Some high grade European companies are still looking to refinance debt in the bond market this year. It is baffling that they have left it this long.
Europe’s corporate bond market is in a difficult place. Volatility can slam it shut one day, only for it to reopen the next with a deal that many might imagine would be a struggle. APA Infrastructure’s debut hybrid this week proved just such an example. Its €500m 7.125% 60 year non-call 5.25 year deal was almost 10 times oversubscribed.
APA is an outlier. A debutant paying a high yield is the kind of thing to catch investor attention. Sandoz hopes to repeat the trick in the senior market next week, no doubt leaning on its Novartis association to drive demand.
But zoom out from the day-to-day and funding conditions have worsened throughout the year. With a few exceptions, new issue concessions have inched upwards from around 15bp on corporate benchmark deals in euros before the summer to around 20bp-25bp in the autumn.
For a handful of borrowers to have held back all this time from refinancing, only to choose to pull the trigger now at the end of a choppy, horrid year is wild.
Refinancing is meant to be as close to humdrum as possible — no alarms and no surprises. But this is a market that has provided both in ample amounts.

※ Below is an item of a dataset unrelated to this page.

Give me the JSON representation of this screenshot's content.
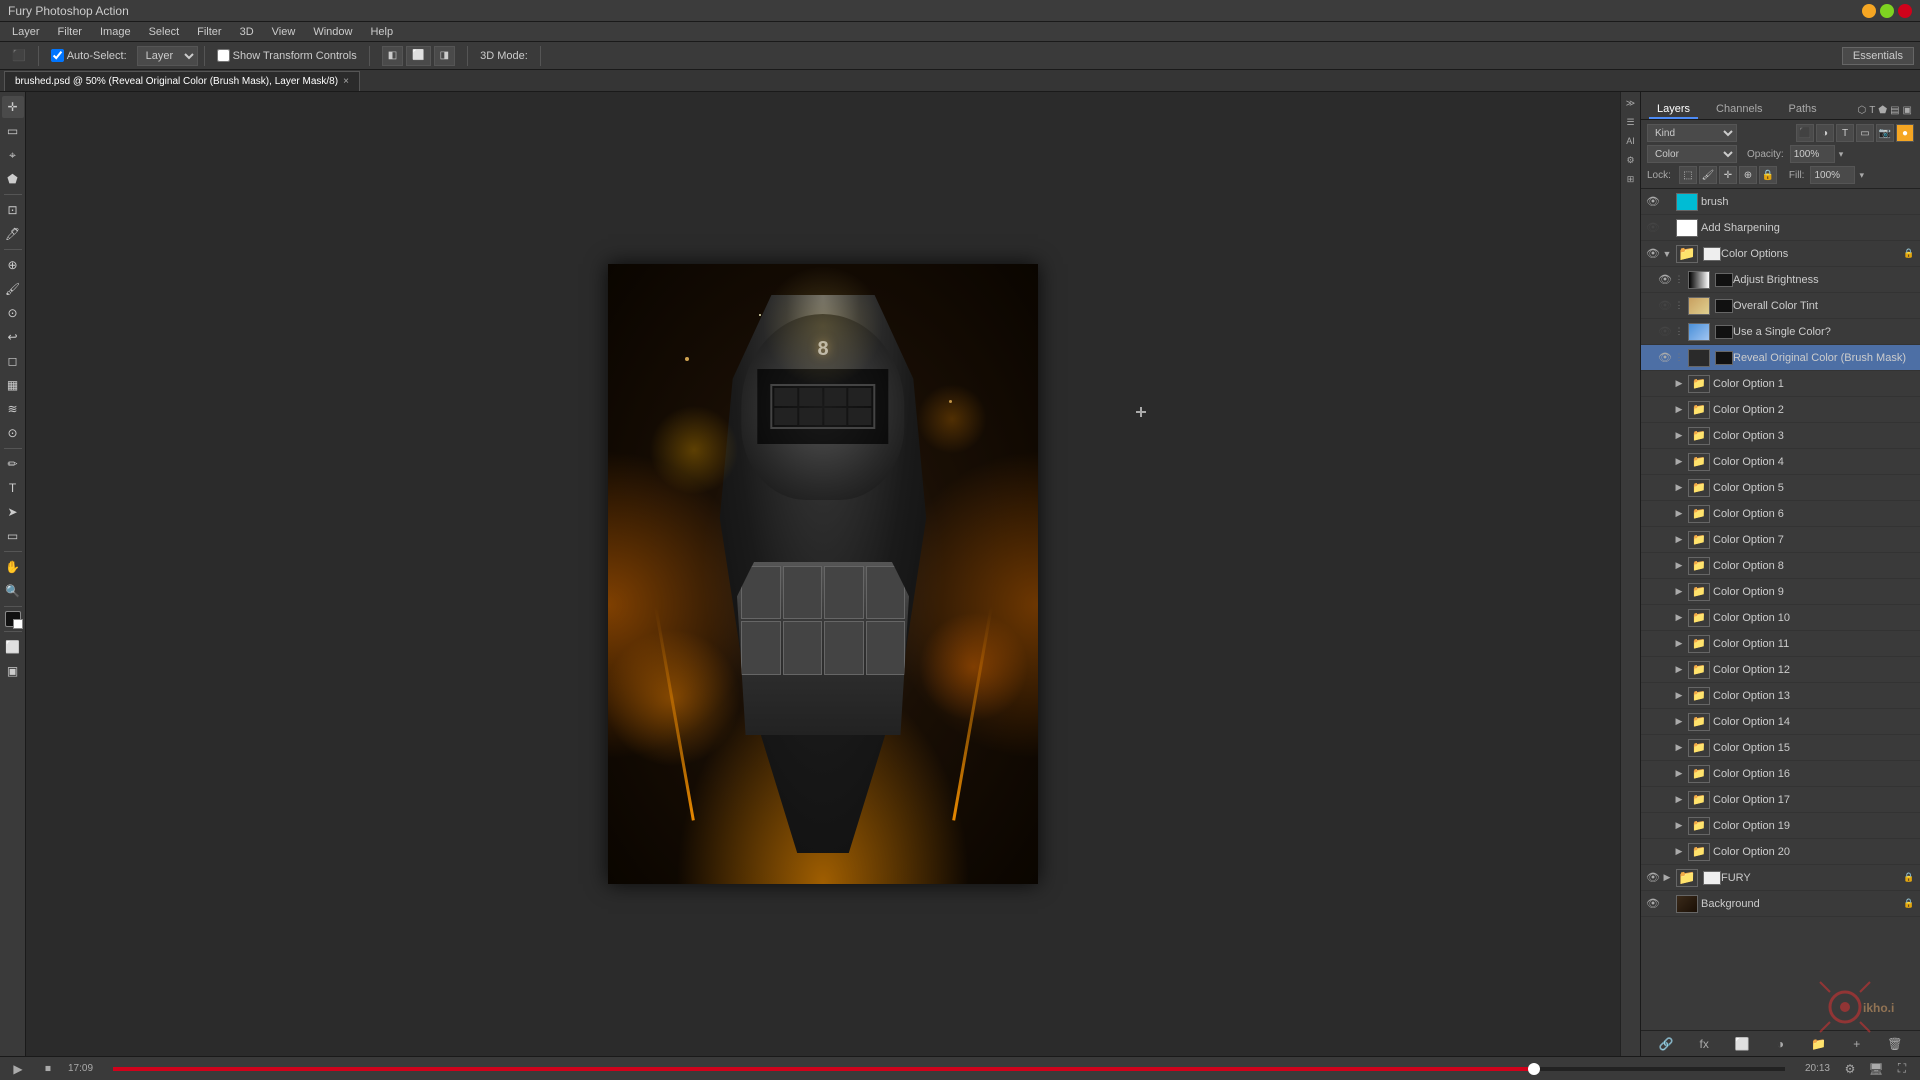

Companies had ample opportunity to lock in long term financing at ultra low yields during the years of the European Central Bank’s bond buying. The writing was on the wall for the end of that programme as far back as mid-2021, when inflation started to boil over.
The main refinancing wall comes next year. Take your pick of reasons why markets will not improve — inflation, persistently high rates, recession, war, and so on.
Any issuer that has left it this late to refinance debt when they could have positioned for far better terms just two years ago has handed an awful lot of pricing power to investors and is at their mercy.